Surrogacy arrangements unenforceable.
No surrogacy arrangement is enforceable by or against any of the persons making it.
Ainsi, le législateur québécois a introduit l'article 541 (frappant de nullité absolue les contrats de GPA) dans son code civil la même année que l'amendement de la loi britannique - soit en 1990. On peut penser que les législateurs québécois de l'époque ont pu s'inspirer de la loi britannique.
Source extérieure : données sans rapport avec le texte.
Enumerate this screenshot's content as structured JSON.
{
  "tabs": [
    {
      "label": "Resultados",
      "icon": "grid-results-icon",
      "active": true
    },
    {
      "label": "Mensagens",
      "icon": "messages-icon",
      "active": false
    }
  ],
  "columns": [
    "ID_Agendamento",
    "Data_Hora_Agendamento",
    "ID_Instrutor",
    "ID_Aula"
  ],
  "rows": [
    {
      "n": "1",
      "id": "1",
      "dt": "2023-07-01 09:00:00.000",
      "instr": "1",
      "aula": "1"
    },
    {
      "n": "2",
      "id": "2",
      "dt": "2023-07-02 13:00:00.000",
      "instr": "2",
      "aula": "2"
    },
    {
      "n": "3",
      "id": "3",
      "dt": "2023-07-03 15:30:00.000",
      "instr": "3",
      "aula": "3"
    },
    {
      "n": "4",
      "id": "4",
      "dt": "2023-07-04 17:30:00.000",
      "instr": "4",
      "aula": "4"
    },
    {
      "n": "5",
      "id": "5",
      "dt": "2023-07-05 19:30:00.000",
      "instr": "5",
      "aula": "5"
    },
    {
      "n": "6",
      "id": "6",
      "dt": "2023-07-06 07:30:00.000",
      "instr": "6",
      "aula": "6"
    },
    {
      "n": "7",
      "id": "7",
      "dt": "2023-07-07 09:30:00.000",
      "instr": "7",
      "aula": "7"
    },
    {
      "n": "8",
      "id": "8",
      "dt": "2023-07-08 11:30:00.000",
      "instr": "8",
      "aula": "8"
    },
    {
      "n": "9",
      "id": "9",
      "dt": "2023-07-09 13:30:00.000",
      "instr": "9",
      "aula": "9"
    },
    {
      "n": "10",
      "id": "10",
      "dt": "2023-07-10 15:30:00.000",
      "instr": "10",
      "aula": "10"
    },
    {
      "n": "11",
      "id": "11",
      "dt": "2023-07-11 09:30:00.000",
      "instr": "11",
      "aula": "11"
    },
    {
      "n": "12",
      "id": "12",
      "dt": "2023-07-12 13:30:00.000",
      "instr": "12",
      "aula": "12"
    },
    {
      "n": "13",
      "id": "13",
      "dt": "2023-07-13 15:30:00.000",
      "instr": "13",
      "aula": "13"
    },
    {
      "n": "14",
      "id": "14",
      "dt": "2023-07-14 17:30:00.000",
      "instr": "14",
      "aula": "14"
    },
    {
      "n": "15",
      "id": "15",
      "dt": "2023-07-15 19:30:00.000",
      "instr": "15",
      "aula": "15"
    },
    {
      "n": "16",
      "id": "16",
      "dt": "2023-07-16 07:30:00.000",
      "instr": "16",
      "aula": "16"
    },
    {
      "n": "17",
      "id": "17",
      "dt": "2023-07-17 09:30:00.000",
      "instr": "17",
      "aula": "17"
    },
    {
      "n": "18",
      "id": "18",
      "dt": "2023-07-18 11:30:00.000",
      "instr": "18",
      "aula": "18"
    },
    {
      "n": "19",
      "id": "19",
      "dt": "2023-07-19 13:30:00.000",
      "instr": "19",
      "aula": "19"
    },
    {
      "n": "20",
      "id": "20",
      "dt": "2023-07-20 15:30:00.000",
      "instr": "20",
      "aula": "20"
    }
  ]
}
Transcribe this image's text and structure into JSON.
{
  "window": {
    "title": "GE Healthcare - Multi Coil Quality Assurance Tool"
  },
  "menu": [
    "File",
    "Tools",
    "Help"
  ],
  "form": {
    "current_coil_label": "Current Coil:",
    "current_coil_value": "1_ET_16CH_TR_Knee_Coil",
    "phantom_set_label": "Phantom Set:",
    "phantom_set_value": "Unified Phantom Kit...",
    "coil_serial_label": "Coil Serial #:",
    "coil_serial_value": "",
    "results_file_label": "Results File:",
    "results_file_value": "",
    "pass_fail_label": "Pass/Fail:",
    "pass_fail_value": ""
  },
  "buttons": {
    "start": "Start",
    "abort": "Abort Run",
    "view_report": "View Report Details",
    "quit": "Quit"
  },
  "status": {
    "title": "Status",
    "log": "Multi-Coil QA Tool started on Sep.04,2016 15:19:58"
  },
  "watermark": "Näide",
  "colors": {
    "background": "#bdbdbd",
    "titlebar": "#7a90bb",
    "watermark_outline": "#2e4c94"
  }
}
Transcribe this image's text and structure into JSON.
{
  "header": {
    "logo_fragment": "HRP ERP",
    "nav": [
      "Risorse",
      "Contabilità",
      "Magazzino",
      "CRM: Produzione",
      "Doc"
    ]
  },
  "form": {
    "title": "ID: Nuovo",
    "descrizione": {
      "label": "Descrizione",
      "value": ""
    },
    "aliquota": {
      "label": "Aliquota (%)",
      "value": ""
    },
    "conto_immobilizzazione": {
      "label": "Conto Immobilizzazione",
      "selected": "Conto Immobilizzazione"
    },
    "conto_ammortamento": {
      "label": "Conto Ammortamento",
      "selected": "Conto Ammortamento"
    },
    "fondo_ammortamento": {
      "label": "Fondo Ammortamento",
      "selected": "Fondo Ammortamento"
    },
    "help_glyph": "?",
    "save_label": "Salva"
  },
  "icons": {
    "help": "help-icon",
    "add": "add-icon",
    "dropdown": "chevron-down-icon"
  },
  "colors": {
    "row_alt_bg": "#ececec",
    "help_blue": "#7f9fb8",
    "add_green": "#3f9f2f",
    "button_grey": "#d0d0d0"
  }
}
Dans un cas comme dans l'autres, ils auraient réalisé, bien avant les autres provinces canadiennes, qu'on ne peut contraindre des êtres humains à des interventions médicales, des régimes alimentaires ou des comportements, contre leur gré dans des États de droit.
En attendant que des litiges non résolus atteignent la cour Suprême du Canada, il y a fort à parier que l'industrie va continuer à demeurer silencieuse sur ce sujet tout en laissant croire aux parents bénéficiaires et aux mères porteuses qu'ils sont liés par la totalité des clauses des contrats.